C’est alors que l’équipe a commencé à soupçonner que HD1 ne formait peut-être pas des étoiles normales, de tous les jours.

« La toute première population d’étoiles qui s’est formée dans l’univers était plus massive, plus lumineuse et plus chaude que les étoiles modernes », explique Pacucci. « Si nous supposons que les étoiles produites dans HD1 sont ces premières étoiles, ou de population III, alors ses propriétés pourraient être expliquées plus facilement. En fait, les étoiles de population III sont capables de produire plus de lumière UV que les étoiles normales, ce qui pourrait expliquer l’extrême luminosité ultraviolette de HD1. »

Un trou noir supermassif, cependant, pourrait également expliquer l’extrême luminosité de HD1. En engloutissant d’énormes quantités de gaz, des photons de haute énergie pourraient être émis par la région entourant le trou noir.

Si c’est le cas, il s’agirait de loin du trou noir supermassif le plus précoce connu de l’humanité, observé beaucoup plus près du Big Bang que l’actuel détenteur du record.

« HD1 représenterait un bébé géant dans la salle d’accouchement de l’univers primitif », explique Avi Loeb, astronome au Centre d’astrophysique et coauteur de l’étude MNRAS. « Il bat le plus haut redshift de quasar jamais enregistré par un facteur de presque deux, un exploit remarquable ».

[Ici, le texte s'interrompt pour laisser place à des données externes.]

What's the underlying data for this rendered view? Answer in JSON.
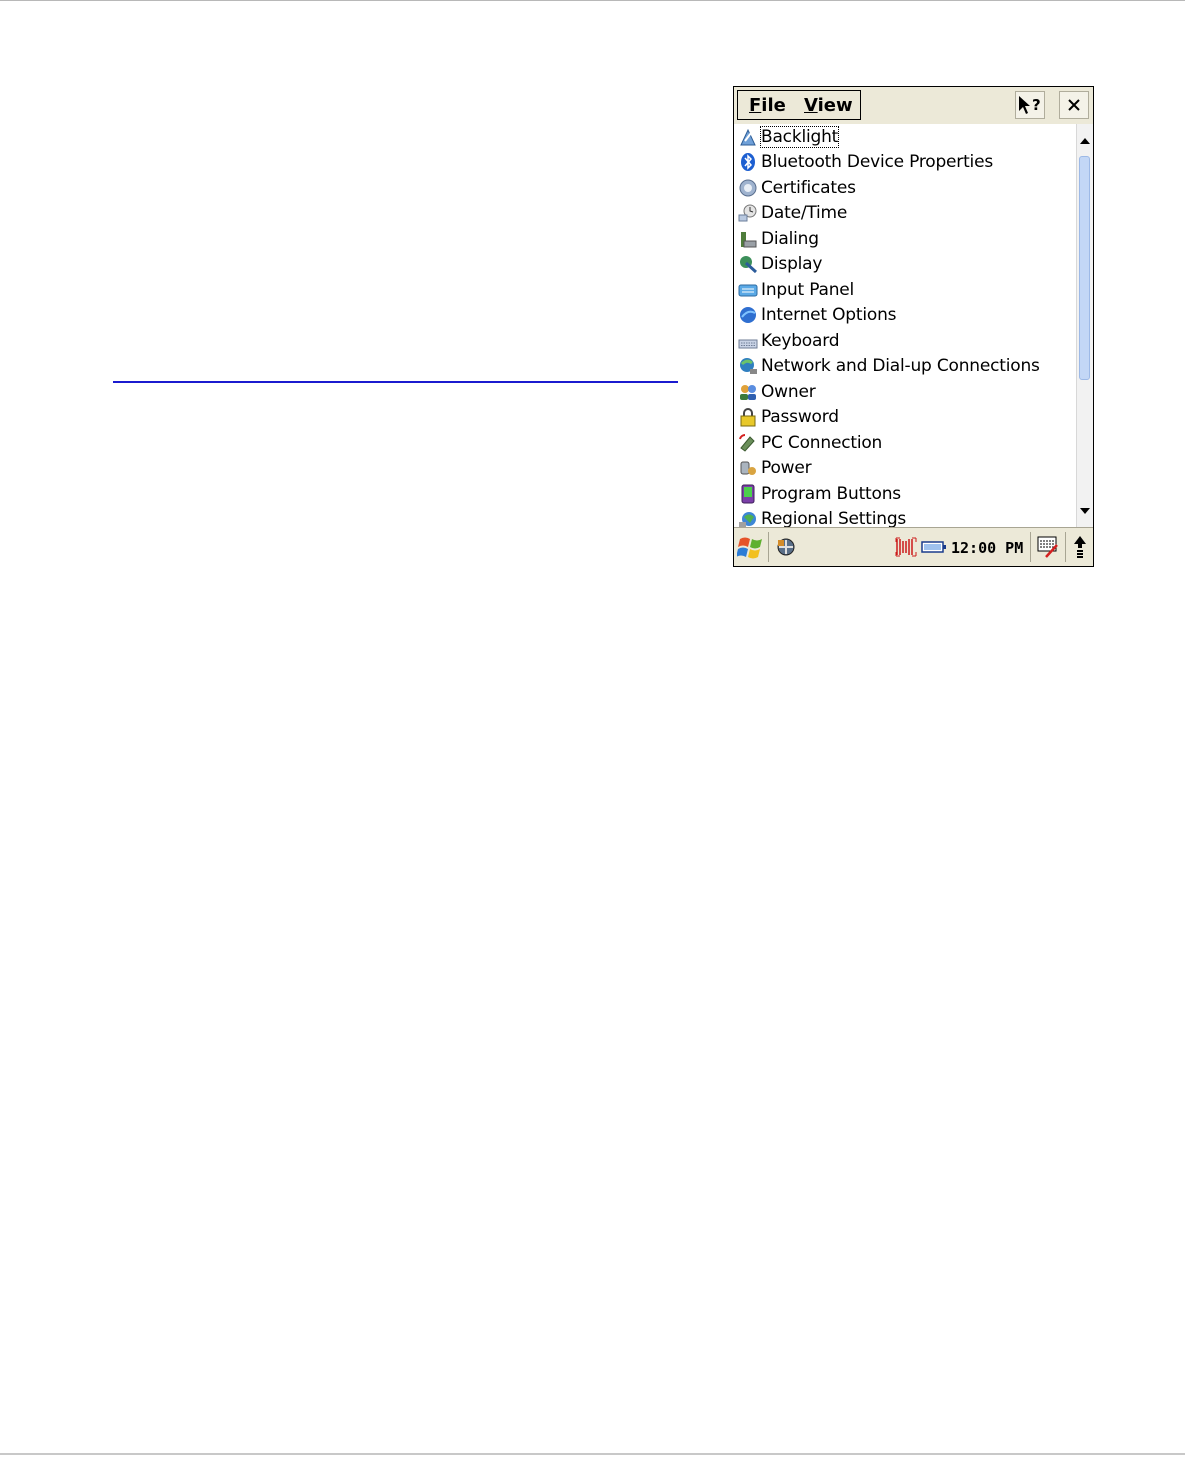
{
  "menubar": {
    "file": {
      "accel": "F",
      "rest": "ile"
    },
    "view": {
      "accel": "V",
      "rest": "iew"
    },
    "help_icon": "pointer-help-icon",
    "close_label": "×"
  },
  "control_panel": {
    "items": [
      {
        "label": "Backlight",
        "icon": "backlight-icon",
        "selected": true
      },
      {
        "label": "Bluetooth Device Properties",
        "icon": "bluetooth-icon"
      },
      {
        "label": "Certificates",
        "icon": "certificates-icon"
      },
      {
        "label": "Date/Time",
        "icon": "date-time-icon"
      },
      {
        "label": "Dialing",
        "icon": "dialing-icon"
      },
      {
        "label": "Display",
        "icon": "display-icon"
      },
      {
        "label": "Input Panel",
        "icon": "input-panel-icon"
      },
      {
        "label": "Internet Options",
        "icon": "internet-options-icon"
      },
      {
        "label": "Keyboard",
        "icon": "keyboard-icon"
      },
      {
        "label": "Network and Dial-up Connections",
        "icon": "network-icon"
      },
      {
        "label": "Owner",
        "icon": "owner-icon"
      },
      {
        "label": "Password",
        "icon": "password-icon"
      },
      {
        "label": "PC Connection",
        "icon": "pc-connection-icon"
      },
      {
        "label": "Power",
        "icon": "power-icon"
      },
      {
        "label": "Program Buttons",
        "icon": "program-buttons-icon"
      },
      {
        "label": "Regional Settings",
        "icon": "regional-settings-icon"
      }
    ]
  },
  "taskbar": {
    "clock": "12:00 PM",
    "icons": [
      "start-icon",
      "connectivity-icon",
      "barcode-scanner-icon",
      "battery-icon",
      "input-panel-toggle-icon",
      "scroll-up-icon"
    ]
  },
  "colors": {
    "chrome": "#ece9d8",
    "link_rule": "#1b1bcf",
    "scroll_thumb": "#c3d7f6"
  }
}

HD1 a été découvert après plus de 1 200 heures d’observation avec le télescope Subaru, le télescope VISTA, le télescope infrarouge britannique et le télescope spatial Spitzer.

« Ce fut un travail très difficile de trouver HD1 parmi plus de 700 000 objets », explique Yuichi Harikane, astronome à l’Université de Tokyo qui a découvert la galaxie. « La couleur rouge de HD1 correspondait étonnamment bien aux caractéristiques attendues d’une galaxie située à 13,5 milliards d’années-lumière, ce qui m’a donné un peu la chair de poule lorsque je l’ai trouvée. »

L’équipe a ensuite effectué des observations de suivi à l’aide du grand réseau millimétrique/submillimétrique d’Atacama (ALMA) pour confirmer la distance, qui est de 100 millions d’années-lumière plus éloignée que GN-z11, le détenteur actuel du record de la galaxie la plus éloignée.

À l’aide du télescope spatial James Webb, l’équipe de recherche observera bientôt à nouveau HD1 pour vérifier sa distance par rapport à la Terre. Si les calculs actuels s’avèrent corrects, HD1 sera la galaxie la plus éloignée – et la plus ancienne – jamais enregistrée.

Ces mêmes observations permettront à l’équipe de creuser davantage l’identité de HD1 et de confirmer si l’une de leurs théories est correcte.

« Se formant quelques centaines de millions d’années après le Big Bang, le trou noir de HD1 a dû se développer à partir d’une graine massive à une vitesse sans précédent », explique Loeb. « Une fois de plus, la nature semble être plus imaginative que nous ».